The Singing Defective

Washington City Paper | October 14, 2005
Everyone knows that the ideal ’50s housewife reared her children, kept a spotless home, pampered her husband, and was perfectly pressed, coiffed, and made-up while doing it all. But according to The Prize Winner of Defiance, Ohio, this suburban legend also managed one other feat: instantly defusing her spouse’s alcoholic rages, with a quip, a bright smile, or, when things got especially tense, maybe a flung bowl of Jell-O.

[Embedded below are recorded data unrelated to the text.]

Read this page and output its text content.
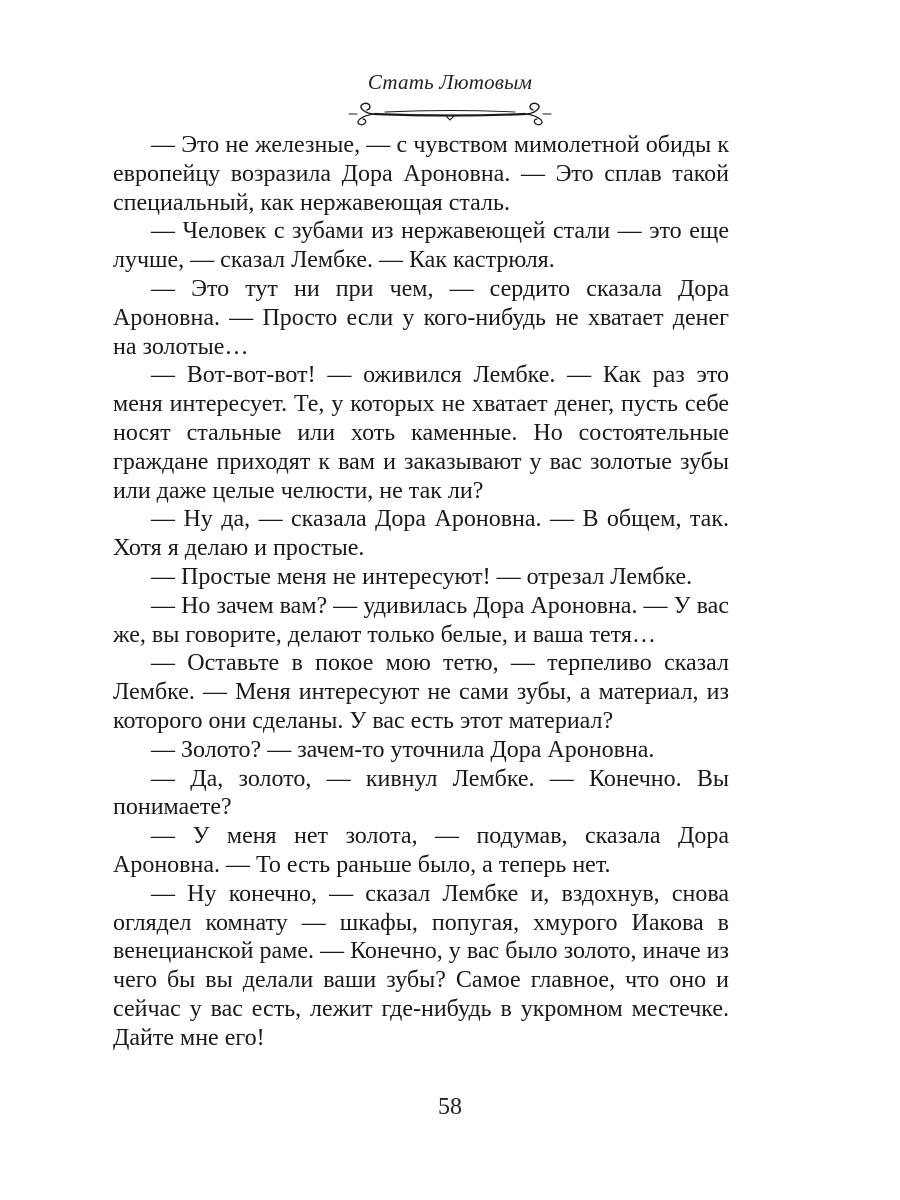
Стать Лютовым

— Это не железные, — с чувством мимолетной обиды к европейцу возразила Дора Ароновна. — Это сплав такой специальный, как нержавеющая сталь.

— Человек с зубами из нержавеющей стали — это еще лучше, — сказал Лембке. — Как кастрюля.

— Это тут ни при чем, — сердито сказала Дора Ароновна. — Просто если у кого-нибудь не хватает денег на золотые…

— Вот-вот-вот! — оживился Лембке. — Как раз это меня интересует. Те, у которых не хватает денег, пусть себе носят стальные или хоть каменные. Но состоятельные граждане приходят к вам и заказывают у вас золотые зубы или даже целые челюсти, не так ли?

— Ну да, — сказала Дора Ароновна. — В общем, так. Хотя я делаю и простые.

— Простые меня не интересуют! — отрезал Лембке.

— Но зачем вам? — удивилась Дора Ароновна. — У вас же, вы говорите, делают только белые, и ваша тетя…

— Оставьте в покое мою тетю, — терпеливо сказал Лембке. — Меня интересуют не сами зубы, а материал, из которого они сделаны. У вас есть этот материал?

— Золото? — зачем-то уточнила Дора Ароновна.

— Да, золото, — кивнул Лембке. — Конечно. Вы понимаете?

— У меня нет золота, — подумав, сказала Дора Ароновна. — То есть раньше было, а теперь нет.

— Ну конечно, — сказал Лембке и, вздохнув, снова оглядел комнату — шкафы, попугая, хмурого Иакова в венецианской раме. — Конечно, у вас было золото, иначе из чего бы вы делали ваши зубы? Самое главное, что оно и сейчас у вас есть, лежит где-нибудь в укромном местечке. Дайте мне его!

58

As portrayed in writer-director Jane Anderson’s debut feature film, this type of woman—forever to be played by Julianne Moore—is plucky, yes, but also a bit psychotic. Moxie is one thing. But laughing in the face of a desperately self-hating man when he’s drunk? Moore’s Evelyn Ryan does just that—and more: She ignores him while giggling with the kids, condescendingly but chirpily says, “Yes, I can hear you!” when he freaks about not being listened to, and dismisses him with “Really, where do you come up with these things?” when he hisses out what he thinks her problem is.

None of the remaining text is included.